As patients declined rapidly, doctors watched helplessly. Fauci shares the horror of these cases in a National Geographic documentary, "Fauci," streaming on Disney Plus.

He says that it was "all bad, bad and worse, worse, worse, worse, worse, worse, worse, worse, worse, worse, worse, worse, worst, bad, terrible, worse" in the film. It was so frustrating to be able to fix things when it's not possible.

Fauci cries at one point in the documentary when he remembers an AIDS patient who lost his sight due to an infection that had destroyed his retina. Fauci says that the man was always positive and would often compliment Fauci's smile.

"One day, we walked into the office in the morning. I walked up the desk to ask him who he was and he replied, 'Who is there?' Fauci explains that it was obvious that he was completely blind.

Interviewer: Fauci replies, "Post-traumatic Stress Syndrome - That's what it is."

Interview with Dr. Anthony Fauci at the NIH Bethesda in Maryland. National Geographic for Disney+/Viskohatfield

Fauci was a target during major health crises

A February study revealed that almost 25% of US healthcare workers have signs of probable PTSD. Their odds of developing PTSD were higher if they had been exposed to more media or felt stigmatized by their profession.

Continue the story

These stressors have been a constant for Fauci's life for many decades. He was at the centre of a cultural backlash due to the HIV/AIDS crisis and COVID-19.
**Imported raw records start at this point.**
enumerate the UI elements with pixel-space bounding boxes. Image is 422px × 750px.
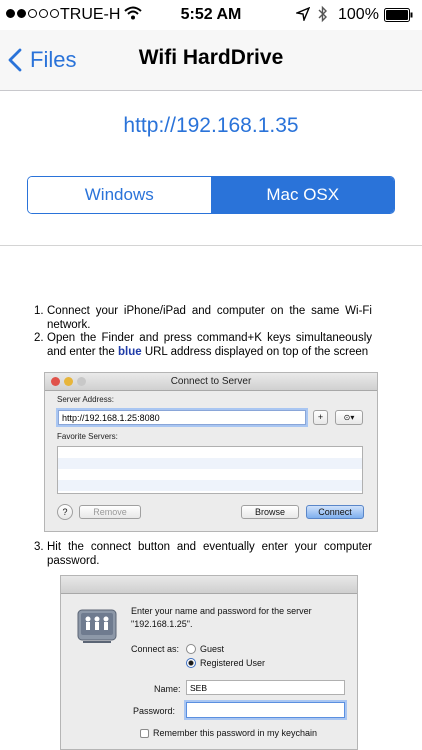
divider bbox=[0, 245, 422, 246]
password-label: Password: bbox=[133, 706, 176, 716]
authentication-dialog: Enter your name and password for the ser… bbox=[60, 575, 358, 750]
add-favorite-button[interactable]: + bbox=[313, 410, 328, 425]
blue-keyword: blue bbox=[117, 345, 142, 358]
battery-percent: 100% bbox=[338, 6, 379, 23]
chevron-left-icon bbox=[8, 48, 22, 72]
dialog-title: Connect to Server bbox=[170, 376, 252, 387]
segment-mac-osx[interactable]: Mac OSX bbox=[211, 177, 394, 213]
browse-button[interactable]: Browse bbox=[241, 505, 299, 519]
name-label: Name: bbox=[154, 684, 181, 694]
auth-prompt-line-1: Enter your name and password for the ser… bbox=[131, 606, 312, 616]
location-icon bbox=[294, 6, 311, 26]
back-button-label: Files bbox=[30, 47, 77, 72]
bluetooth-icon bbox=[318, 5, 328, 28]
status-bar: TRUE-H 5:52 AM 100% bbox=[0, 0, 422, 30]
step-number: 2. bbox=[34, 332, 44, 344]
password-input[interactable] bbox=[186, 702, 345, 718]
step-text: URL address displayed on top of the scre… bbox=[141, 345, 369, 358]
instructions: 1. Connect your iPhone/iPad and computer … bbox=[34, 305, 372, 359]
platform-segmented-control: Windows Mac OSX bbox=[27, 176, 395, 214]
dialog-title-bar bbox=[61, 576, 357, 594]
instruction-step-3: 3. Hit the connect button and eventually … bbox=[34, 541, 372, 568]
segment-windows[interactable]: Windows bbox=[28, 177, 212, 213]
guest-radio[interactable] bbox=[186, 644, 196, 654]
step-number: 3. bbox=[34, 541, 44, 553]
guest-label: Guest bbox=[200, 644, 225, 654]
registered-user-radio[interactable] bbox=[186, 658, 196, 668]
server-address-input[interactable]: http://192.168.1.25:8080 bbox=[58, 410, 306, 425]
step-text: Connect your iPhone/iPad and computer on… bbox=[47, 305, 372, 331]
battery-icon bbox=[384, 8, 414, 27]
connect-button[interactable]: Connect bbox=[306, 505, 364, 519]
step-text: Hit the connect button and eventually en… bbox=[47, 541, 372, 567]
server-address-label: Server Address: bbox=[57, 395, 114, 404]
help-button[interactable]: ? bbox=[57, 504, 73, 520]
favorite-servers-label: Favorite Servers: bbox=[57, 432, 118, 441]
navigation-bar: Files Wifi HardDrive bbox=[0, 30, 422, 91]
connect-as-label: Connect as: bbox=[131, 644, 180, 654]
registered-user-label: Registered User bbox=[200, 658, 266, 668]
remember-password-label: Remember this password in my keychain bbox=[153, 728, 318, 738]
back-button[interactable]: Files bbox=[8, 42, 76, 78]
remember-password-checkbox[interactable] bbox=[140, 729, 149, 738]
instruction-step-1: 1. Connect your iPhone/iPad and computer … bbox=[34, 305, 372, 332]
recent-servers-button[interactable]: ⊙▾ bbox=[335, 410, 363, 425]
name-input[interactable]: SEB bbox=[186, 680, 345, 695]
favorite-servers-list[interactable] bbox=[57, 446, 363, 494]
auth-prompt-line-2: "192.168.1.25". bbox=[131, 619, 193, 629]
connect-to-server-dialog: Connect to Server Server Address: http:/… bbox=[44, 372, 378, 532]
remove-button[interactable]: Remove bbox=[79, 505, 141, 519]
step-number: 1. bbox=[34, 305, 44, 317]
dialog-title-bar: Connect to Server bbox=[45, 373, 377, 391]
instruction-step-2: 2. Open the Finder and press command+K ke… bbox=[34, 332, 372, 359]
network-server-icon bbox=[77, 608, 117, 649]
server-url: http://192.168.1.35 bbox=[123, 114, 299, 137]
In 1988, Dr. Anthony Fauci, Director of NIAID, sits in his Bethesda office. Leif Skoogfors/Corbis via Getty Images

Act Up protested in front of the National Institutes of Health in 1990 to demand faster HIV/AIDS treatment research. Activists charged Fauci with causing AIDS deaths through his inability to speed up clinical trials.

This documentary features footage of Fauci's speech at the International AIDS Conference in 2001. He mentions how the backlash has affected him.

Fauci stated that activists are wrong to assume scientists don't care about them. This is a devastating statement for a physician scientist who has devoted many years to AIDS research, especially when they see their patients dying and suffering.

Fauci sees a clip from the speech in the film and starts to weep again.

Protesters gather in front of the Indiana Governor. Eric Holcomb protests a stay at-home order on April 18, 2020. Jeremy Hogan/SOPA Images/LightRocket/Getty Images

He says that the difference between HIV/AIDS, and the current pandemic is that "divisiveness dominates COVID-19."

Fauci and his family have been subject to violent threats for the past two years. These threats were mainly from far-right extremists, who claim that COVID-19 or vaccines are dangerous hoaxes. Fauci was sent a letter with white powder in one of the most severe cases of harassment. Although the substance was harmless, Fauci was concerned that it could be anthrax, ricin or some other deadly poison.

Scientists and AIDS activists finally came together in the 1990s to design clinical trials. Fauci is not so optimistic about bridging the country's divisions.

He said, "I believe we're going through it." "But, we're going through it in spite of this division and this politicization."

Business Insider has the original article.